I often find myself hesitating and feeling lost, uncertain about my life’s direction.
It seems like everyone around me is confident, while I struggle with anxiety, both at work and elsewhere.
I want to be confidence, how?
I often find myself hesitating and feeling lost, uncertain about my life’s direction.
It seems like everyone around me is confident, while I struggle with anxiety, both at work and elsewhere.

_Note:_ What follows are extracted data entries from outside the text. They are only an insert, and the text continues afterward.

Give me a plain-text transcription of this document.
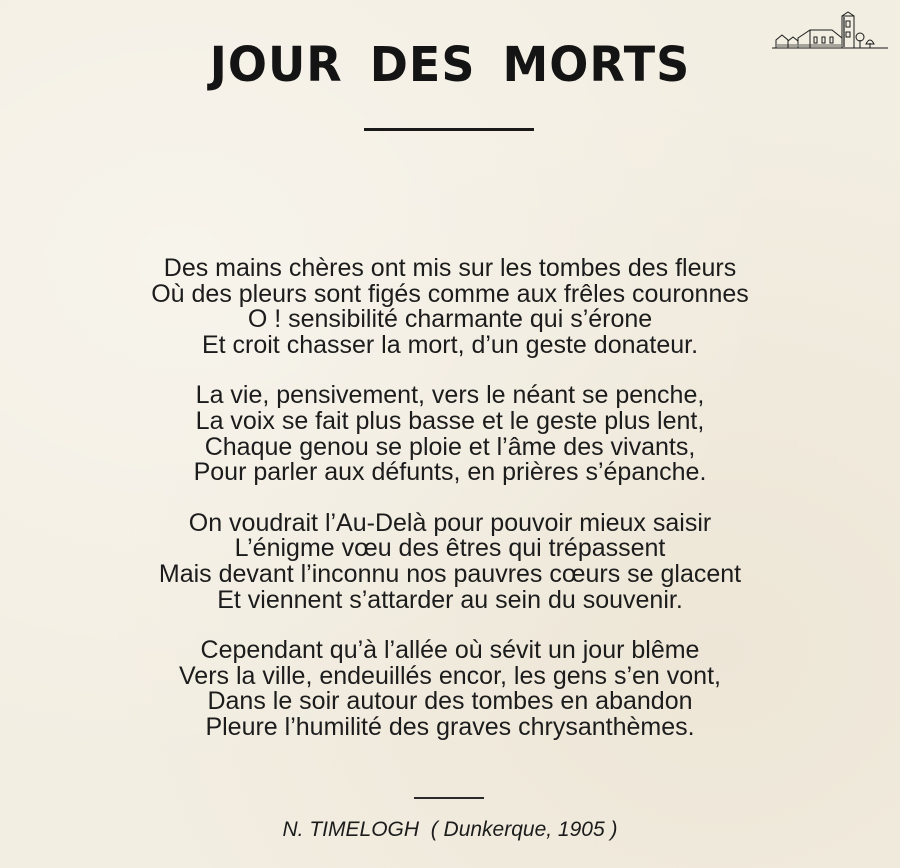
JOUR DES MORTS
Des mains chères ont mis sur les tombes des fleurs
Où des pleurs sont figés comme aux frêles couronnes
O ! sensibilité charmante qui s’érone
Et croit chasser la mort, d’un geste donateur.
La vie, pensivement, vers le néant se penche,
La voix se fait plus basse et le geste plus lent,
Chaque genou se ploie et l’âme des vivants,
Pour parler aux défunts, en prières s’épanche.
On voudrait l’Au-Delà pour pouvoir mieux saisir
L’énigme vœu des êtres qui trépassent
Mais devant l’inconnu nos pauvres cœurs se glacent
Et viennent s’attarder au sein du souvenir.
Cependant qu’à l’allée où sévit un jour blême
Vers la ville, endeuillés encor, les gens s’en vont,
Dans le soir autour des tombes en abandon
Pleure l’humilité des graves chrysanthèmes.
N. TIMELOGH  ( Dunkerque, 1905 )
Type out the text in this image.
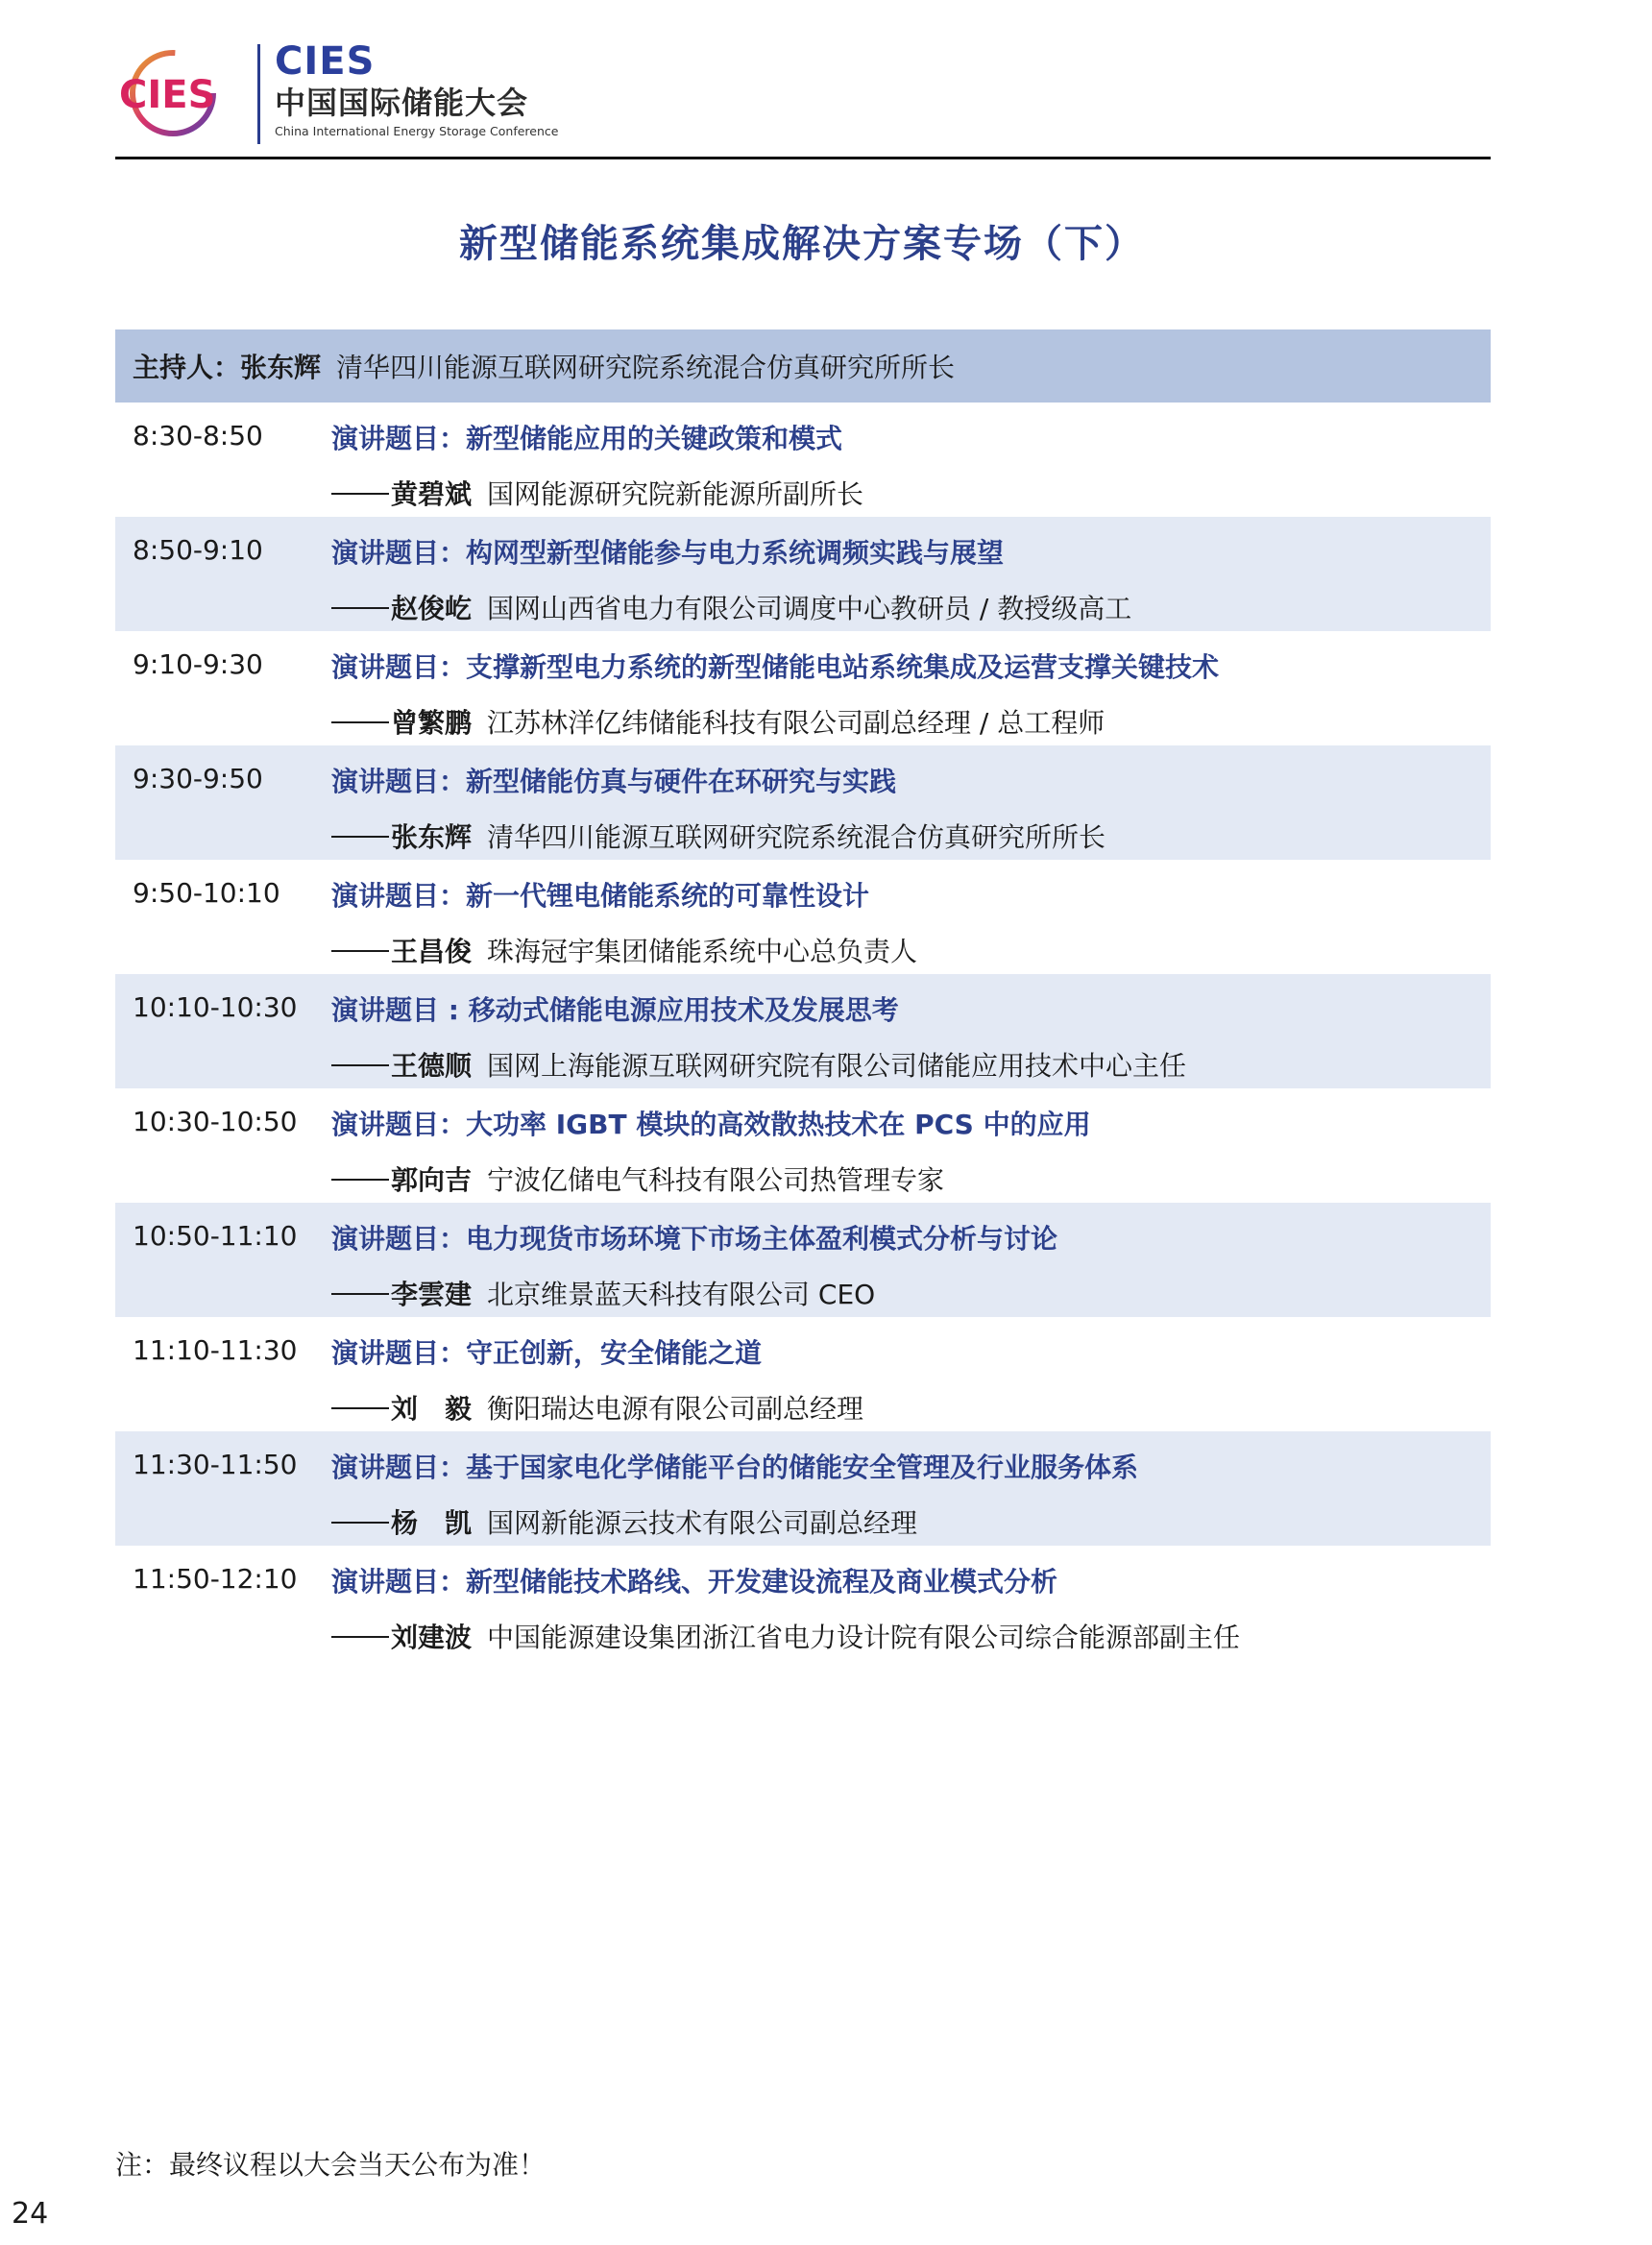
CIES
CIES
中国国际储能大会
China International Energy Storage Conference
新型储能系统集成解决方案专场（下）
主持人：张东辉 清华四川能源互联网研究院系统混合仿真研究所所长
8:30-8:50	演讲题目：新型储能应用的关键政策和模式
黄碧斌 国网能源研究院新能源所副所长
8:50-9:10	演讲题目：构网型新型储能参与电力系统调频实践与展望
赵俊屹 国网山西省电力有限公司调度中心教研员 / 教授级高工
9:10-9:30	演讲题目：支撑新型电力系统的新型储能电站系统集成及运营支撑关键技术
曾繁鹏 江苏林洋亿纬储能科技有限公司副总经理 / 总工程师
9:30-9:50	演讲题目：新型储能仿真与硬件在环研究与实践
张东辉 清华四川能源互联网研究院系统混合仿真研究所所长
9:50-10:10 演讲题目：新一代锂电储能系统的可靠性设计
王昌俊 珠海冠宇集团储能系统中心总负责人
10:10-10:30 演讲题目 : 移动式储能电源应用技术及发展思考
王德顺 国网上海能源互联网研究院有限公司储能应用技术中心主任
10:30-10:50 演讲题目：大功率 IGBT 模块的高效散热技术在 PCS 中的应用
郭向吉 宁波亿储电气科技有限公司热管理专家
10:50-11:10 演讲题目：电力现货市场环境下市场主体盈利模式分析与讨论
李雲建 北京维景蓝天科技有限公司 CEO
11:10-11:30 演讲题目：守正创新，安全储能之道
刘　毅 衡阳瑞达电源有限公司副总经理
11:30-11:50 演讲题目：基于国家电化学储能平台的储能安全管理及行业服务体系
杨　凯 国网新能源云技术有限公司副总经理
11:50-12:10 演讲题目：新型储能技术路线、开发建设流程及商业模式分析
刘建波 中国能源建设集团浙江省电力设计院有限公司综合能源部副主任
注：最终议程以大会当天公布为准！
24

I want to be confidence, how?
Comments
Following, but I know it helps to just keep busy and build confidence in small ways to help work towards something bigger should you choose
It happens sometimes after I’ve done something I didn’t realize I could do. Like for example much later on after I do something challenging, like go to a social event where I have anxiety or don’t know anyone or complete a task I wasn’t sure I could. Later on I’ll be really impressed by what I did and realize I’m capable of even more.
The etymology of confidence means trust. Trust comes from competency/mastery in the specific domain.
Gym & education.
Looking hot and being smart.
Gym also gives me achievements in non superficial ways .. like I can leg press over 300lbs. I can do things with my body Lara croft does. These are pretty cool considering I always had eating disorders and body dysmorphia and anxiety and depression which I healed by changing to a healthier mindset (with lots of therapy and meditation) and healthy lifestyle (making how i feel the goal, not how I look and ironically that made me hotter!).
All those year wasted on trying to change my aesthetic…when all I needed to do was focus on feeling good.
Then my education helped me secure a job that helped me feel confident in what I do and that I can support myself comfortably.
I think everybody might seem confident, but I also think a lot of it is fake. Why do hesitate? What is holding you back? I think if you have that clear goal (maybe your current job is not what you envisioned or where you want be) you might get more confident i the decisions you make i getting there.